Tout nous renvoyait aux répliques mises en exergue de ce texte. Les comédiens d’Ivanov jouaient comme dans un roman. Il y avait, dans leur jeu, si peu de vie. A les voir, en repensant aux comédiens de la Cerisaie qui jouaient d’abord pour eux-mêmes, m’est revenue la distinction sartrienne entre l’être-pour-soi et l’être-pour-autrui. Le premier renvoie, comme l’explique simplement Michel Castra, à l’image que l’on se construit de soi-même. Construction a priori qui est le propre de la méthode de Stanislavski qui doit faire disparaître le comédien au profit du seul personnage – relativement au théâtre et au comédien, le concept d’être-pour-soi ne peut évidemment être que métaphorique. A l’inverse, l’être-pour-autrui est une construction de l’image que l’on veut renvoyer aux autres, qui s’élabore toujours dans l’interaction. En somme, le jeu artificiel, volontairement distant, d’un comédien qui, pour le public, joue à jouer*. L’exemple sartrien du garçon de café et de sa mauvaise foi l’illustre : Il a le geste vif et appuyé, un peu trop précis, un peu trop rapide, il vient vers les consommateurs d’un pas un peu trop vif, il s’incline avec un peu trop d’empressement, sa voix, ses yeux expriment un intérêt un peu trop plein de sollicitude pour la commande du client, enfin le voilà qui revient, en essayant d’imiter dans sa démarche la rigueur inflexible d’on ne sait quel automate, tout en portant son plateau avec une sorte de témérité de funambule […]. Toute sa conduite nous semble un jeu […]. Il joue, il s’amuse. Mais à quoi joue-t-il ? Il ne faut pas l’observer longtemps pour s’en rendre compte : il joue à être garçon de café. Le comédien face au public et pour le public, comme ce serveur face au client, en faisait trop.
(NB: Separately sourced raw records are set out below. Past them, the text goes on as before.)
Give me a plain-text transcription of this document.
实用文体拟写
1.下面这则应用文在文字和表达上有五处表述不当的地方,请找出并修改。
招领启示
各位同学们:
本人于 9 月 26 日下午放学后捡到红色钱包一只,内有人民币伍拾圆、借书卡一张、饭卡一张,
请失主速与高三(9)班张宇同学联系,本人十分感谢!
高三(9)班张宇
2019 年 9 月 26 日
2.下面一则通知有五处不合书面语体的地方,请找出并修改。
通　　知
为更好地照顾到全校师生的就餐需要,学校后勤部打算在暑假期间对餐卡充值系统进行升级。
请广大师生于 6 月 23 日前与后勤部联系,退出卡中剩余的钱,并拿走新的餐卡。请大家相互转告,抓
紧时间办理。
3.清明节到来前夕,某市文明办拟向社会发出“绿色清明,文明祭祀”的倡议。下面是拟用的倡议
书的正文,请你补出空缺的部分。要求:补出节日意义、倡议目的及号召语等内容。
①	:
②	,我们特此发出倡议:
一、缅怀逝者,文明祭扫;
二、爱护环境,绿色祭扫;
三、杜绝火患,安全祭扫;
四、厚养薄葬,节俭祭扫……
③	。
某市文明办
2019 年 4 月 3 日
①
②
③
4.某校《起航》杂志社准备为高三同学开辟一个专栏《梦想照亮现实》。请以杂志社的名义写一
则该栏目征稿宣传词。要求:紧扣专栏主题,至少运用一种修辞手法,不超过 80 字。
Il jouait à être comédien.

La distinction de Sartre rejoint d’une certaine façon l’opposition Stanislavski-Brecht comme elle permet de comprendre la sensation du spectateur face aux différents comédiens évoqués dans ce texte – et qu’il serait fallacieux de réduire à leur nationalité. Bien sûr, cette distinction n’est pas imperméable et les deux êtres de Sartre sont complémentaires. Tout comme il y avait des comédiens, trop rares, dans Les trois sœurs et Ivanov qui proposaient un jeu différent. Tout comme la mise en scène de La Cerisaie avait recours à des procédés très brechtiens comme le jeu des acteurs depuis la salle. Mais c’est une distinction qui permet d’évaluer, de différencier, de montrer le déséquilibre.
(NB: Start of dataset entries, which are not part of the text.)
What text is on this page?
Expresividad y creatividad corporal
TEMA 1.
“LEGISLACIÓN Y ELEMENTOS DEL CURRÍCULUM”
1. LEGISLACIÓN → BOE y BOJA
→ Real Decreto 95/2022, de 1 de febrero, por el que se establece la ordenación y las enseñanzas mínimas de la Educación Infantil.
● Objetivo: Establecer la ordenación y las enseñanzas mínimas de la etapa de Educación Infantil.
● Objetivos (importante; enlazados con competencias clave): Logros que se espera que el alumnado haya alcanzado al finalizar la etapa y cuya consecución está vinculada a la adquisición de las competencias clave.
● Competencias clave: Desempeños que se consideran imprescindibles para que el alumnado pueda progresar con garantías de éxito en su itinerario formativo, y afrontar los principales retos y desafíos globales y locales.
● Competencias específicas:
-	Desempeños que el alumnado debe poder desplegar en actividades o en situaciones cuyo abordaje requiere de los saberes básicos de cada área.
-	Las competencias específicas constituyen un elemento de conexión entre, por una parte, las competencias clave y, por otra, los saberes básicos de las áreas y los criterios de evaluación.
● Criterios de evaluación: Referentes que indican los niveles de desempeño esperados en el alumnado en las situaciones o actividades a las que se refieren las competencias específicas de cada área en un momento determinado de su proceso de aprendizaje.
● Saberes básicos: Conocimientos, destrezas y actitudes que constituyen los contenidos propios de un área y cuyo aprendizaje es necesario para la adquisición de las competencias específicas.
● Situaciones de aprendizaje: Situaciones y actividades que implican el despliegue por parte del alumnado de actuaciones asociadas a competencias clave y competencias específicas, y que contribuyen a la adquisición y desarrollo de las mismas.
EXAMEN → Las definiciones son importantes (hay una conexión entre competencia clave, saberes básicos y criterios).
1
Etait-ce un bon conseil, une bonne idée finalement que d’aller voir cette Cerisaie de Dodine ? Ou est-ce que maintenant – Ivanov l’a montré quelques jours plus tard – la barre est tellement haute – et seulement pour Tchekhov ? – que nous nous ennuierons toujours ? Dodine fut une surprise. C’est pour cet étonnement que nous retournons au théâtre.

 
* Le troisième œil, lui, est intermédiaire puisque nous n’avons pas totalement prise sur lui et qu’il est profondément solitaire.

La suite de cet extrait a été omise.